Humanity’s longest migration revealed
A new study has revealed humanity’s longest migration in a multigenerational trek of over 20,000 kilometres from northern Asia to the southern-most parts of the Americas.
The study, which involved genetic analysis of more than 1500 people from almost 140 ethnic groups, shows people travelling over multiple generations from North Asia using ice bridges to reach as far south as Tierra del Fuego.
Published in the journal ‘Science’, the study found that people got to the northwestern tip of South America about 14,000 years ago.
They then split into groups with some staying in the Amazon and others moving into an area known as Dry Chaco. Some continued onto the ice fields of Southern Patagonia or the peaks and valleys of the Andes.
The researchers analysed patterns of ancestry and shared DNA sequences to show how various groups moved, adapted, and split apart as they encountered new environments during their journey.
The study involved universities across the globe and was led by Singapore’s Nanyang Technological University (NTU).
Lead author Associate Professor Kim Hie Lim, of NTU, said that as people migrated, they also encountered many environmental challenges, which they mostly overcame.
“Those migrants carried only a subset of the gene pool in their ancestral populations through their long journey. Thus, the reduced genetic diversity also caused a reduced diversity in immune-related genes, which can limit a population’s flexibility to fight various infectious diseases,” Prof Lim said.
“This could explain why some Indigenous communities were more susceptible to illnesses or diseases introduced by later immigrants, such as European colonists. Understanding how past dynamics have shaped the genetic structure of today’s current population can yield deeper insights into human genetic resilience,” he said.
The research was supported by the GenomeAsia100K consortium, a not-for-profit campaign to analyse Asian genomes as a way of advancing precision medicine and biomedical research.
The study shows that a greater diversity of human genomes is found in Asian populations, not European ones, as has long been assumed due to sampling bias in large-scale genome sequencing projects.
“Genome sequencing of 1537 individuals from 139 ethnic groups reveals the genetic characteristics of understudied populations in North Asia and South America,” the research paper says.
“Our analysis demonstrates that West Siberian ancestry, represented by the Kets and Nenets, contributed to the genetic ancestry of most Siberian populations.
“West Beringians, including the Koryaks, Inuit, and Luoravetlans, exhibit genetic adaptation to Arctic climate, including medically relevant variants.
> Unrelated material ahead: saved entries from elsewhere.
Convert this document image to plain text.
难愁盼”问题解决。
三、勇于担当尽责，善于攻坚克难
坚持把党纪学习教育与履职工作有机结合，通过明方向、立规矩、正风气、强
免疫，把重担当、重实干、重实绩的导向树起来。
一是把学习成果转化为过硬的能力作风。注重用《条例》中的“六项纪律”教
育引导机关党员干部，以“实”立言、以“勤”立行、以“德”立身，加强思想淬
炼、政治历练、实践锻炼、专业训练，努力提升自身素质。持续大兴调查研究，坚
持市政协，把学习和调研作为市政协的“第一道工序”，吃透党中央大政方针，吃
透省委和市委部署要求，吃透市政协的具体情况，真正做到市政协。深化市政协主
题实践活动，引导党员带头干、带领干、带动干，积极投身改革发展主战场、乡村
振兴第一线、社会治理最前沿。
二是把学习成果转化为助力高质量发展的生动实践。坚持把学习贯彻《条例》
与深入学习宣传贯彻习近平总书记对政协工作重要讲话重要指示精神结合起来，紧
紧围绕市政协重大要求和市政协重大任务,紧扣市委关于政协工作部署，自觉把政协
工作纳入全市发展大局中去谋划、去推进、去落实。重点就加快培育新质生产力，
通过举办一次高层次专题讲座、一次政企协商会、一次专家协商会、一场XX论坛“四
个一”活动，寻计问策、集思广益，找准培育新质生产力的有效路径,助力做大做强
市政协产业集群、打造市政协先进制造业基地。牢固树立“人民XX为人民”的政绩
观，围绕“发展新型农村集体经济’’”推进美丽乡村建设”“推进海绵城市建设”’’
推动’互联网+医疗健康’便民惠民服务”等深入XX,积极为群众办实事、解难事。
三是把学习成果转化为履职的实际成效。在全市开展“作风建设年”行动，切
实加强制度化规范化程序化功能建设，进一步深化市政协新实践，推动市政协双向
In South America, early migrants split into four groups—Amazonians, Andeans, Chaco Amerindians, and Patagonians – 13,900 years ago.
“Their longest migration led to population decline, whereas settlement in South America’s diverse environments caused instant spatial isolation, reducing genetic and immunogenic diversity. These findings highlight how population history and environmental pressures shaped the genetic architecture of human populations across North Asia and South America,” the paper says.
Modern humans are thought to have walked out of Africa about 60,000 years ago and kept migrating until they populated every habitable part of the planet.
Scientists say how far and fast they travelled depended on climate, the pressures of population, and the invention of boats and other technologies.
Less tangible qualities, such as imagination, adaptability, and an innate curiosity about what lay over the next hill, also accelerated their progress.